The court records show the FBI has known since at least 1999 that Ihab Mohammed Ali, who was arrested in Florida and later named as an unindicted co-conspirator in the 1998 U.S. Embassy bombings in Africa, had been sent for pilot training in Oklhhoma before working as a pilot for bin Laden.
He eventually crashed a plane owned by bin Laden in Sudan that prosecutors alleged was used to transport al Qaeda members and weapons. Ali remains in custody in New York.
In February 2001, federal prosecutors told a court they gained information in September 2000 from an associate of Ali's, Morrocan citizen L'Houssaine Kherchtou, that Kherchtou was trained as an al Qaeda pilot in Kenya and attended a meeting in 1993 where an al Qaeda official was briefing Ali on Western air traffic control procedures.
"He (Kherchtou) observed an Egyptian person who was not a pilot debriefing a friend of his, Ihab Ali, about how air traffic control works and what people say over the air traffic control system," then-Assistant U.S. Attorney Patrick Fitzgerald told a New York court.
"And it was his belief that there might have been a plan to send a pilot to Saudi Arabia or someone familiar with that to monitor the air traffic communications so they could possibly attack an airplane perhaps belonging to an Egyptian president or something in Saudi Arabia."

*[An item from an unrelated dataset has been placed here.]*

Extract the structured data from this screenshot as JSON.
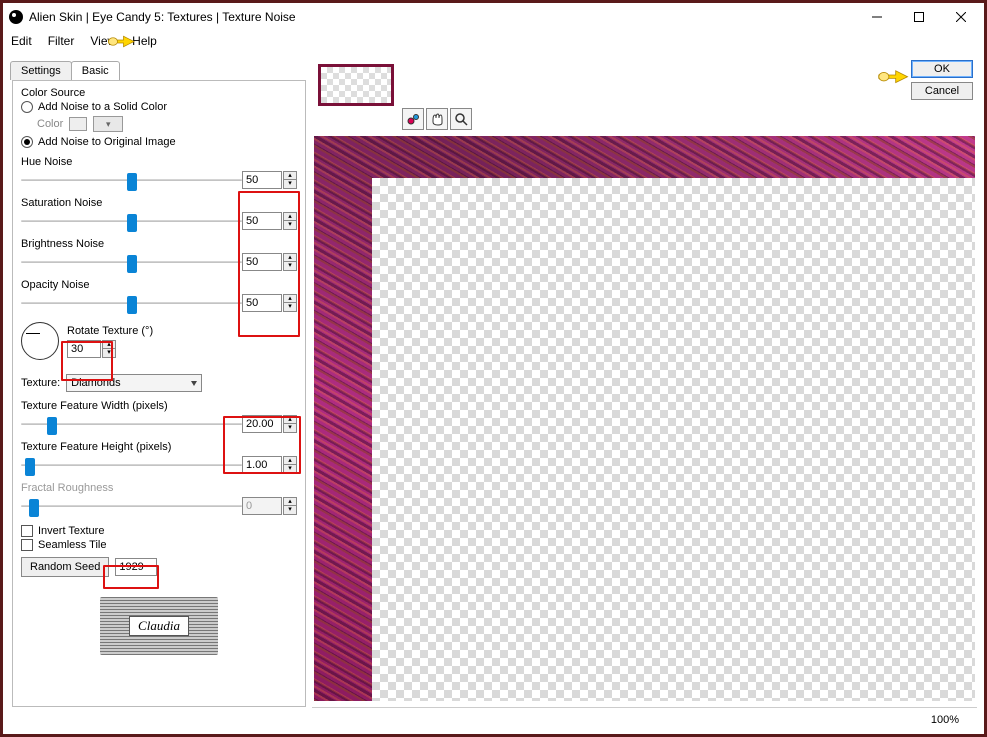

That intelligence is in addition to information the FBI received in July 2001 from its Phoenix office that a large number of Arabs were training at U.S. flight schools and a briefing President Bush received in August of that year suggesting hijacking was one possible attack the al Qaeda might use against the United States.
The September 1999 report, entitled "Sociology and Psychology of Terrorism: Who Becomes a Terrorist and Why?" described suicide hijacking as one of several possible retribution attacks the al Qaeda might seek for a 1998 U.S. airstrike against bin Laden's camps in Afghanistan.
The report noted an al Qaeda-linked terrorist first arrested in the Philippines in 1995 and later convicted in the 1993 World Trade Center bombing had suggested such a mission.
"Ramzi Yousef had planned to do this against the CIA headquarters," the report said.
Bush administration officials have repeatedly said no one in government had imagined such an attack.
"I don't think anybody could have predicted that ... they would try to use an airplane as a missile, a hijacked airplane as a missile," National Security Adviser Condoleezza Rice said Thursday.
The report was written by the Federal Research Division, an arm of the Library of Congress that provides research for federal agencies.
"This information was out there, certainly to those who study the in-depth subject of terrorism and al-Qaeda," said Robert L. Worden, the agency's chief.
"We knew it was an insightful report," he said. "Then after Sept. 11 we said, 'My gosh, that was in there.'"
Gannon said the 1999 report was part of a broader effort by his council to identify the full range of attack options of U.S. enemies.
The vice president has repeatedly asked Congress not to investigate the intelligence failures. But with the new commotion, the White House now says it will cooperate with an investigation if it's done the right way.